Systema () is a Russian martial art. There are multiple schools of systems that began appearing after the end of the Soviet Union in the 1990s, with teachers claiming their respective "systems" (usually named after themselves). Training includes, but is not limited to: hand-to-hand combat, grappling, knife fighting, and firearms training. Training involves drills and sparring without set kata.

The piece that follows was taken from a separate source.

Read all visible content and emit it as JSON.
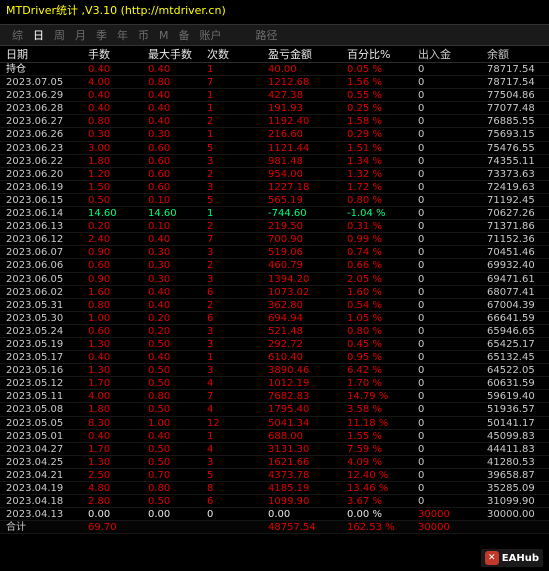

Mass media and popular culture appearances
The issue has gathered interest as its coverage has increased. Examples include CTV Travel's show Go Warrior in 2008 and Black Belt magazine in 2011. Starting in 2013, the FX cable series The Americans, a series about two Russians undercover agents as an American husband and wife couple during the Cold War in the 1980s, use the techniques of systema in the fight choreography for the show. For the 2018 BBC crime drama McMafia, actor James Norton learned aspects of systema with David Kirillov, who runs the London School of Systema, in preparation for his leading role as a London banker drawn into the violent world of the Russian mafia. Systema has also been used by Lamarr Houston of the Chicago Bears in his training. In Japanese fighting games like Street Fighter V by Capcom, character Kolin has a systema fighting style, as well as Koei Tecmo's Dead or Alive 6 with Marie Rose. Systema was used as the basis for the fighting style of the Black Widow trained assassins in the 2021 Marvel Cinematic Universe film Black Widow starring Scarlett Johansson.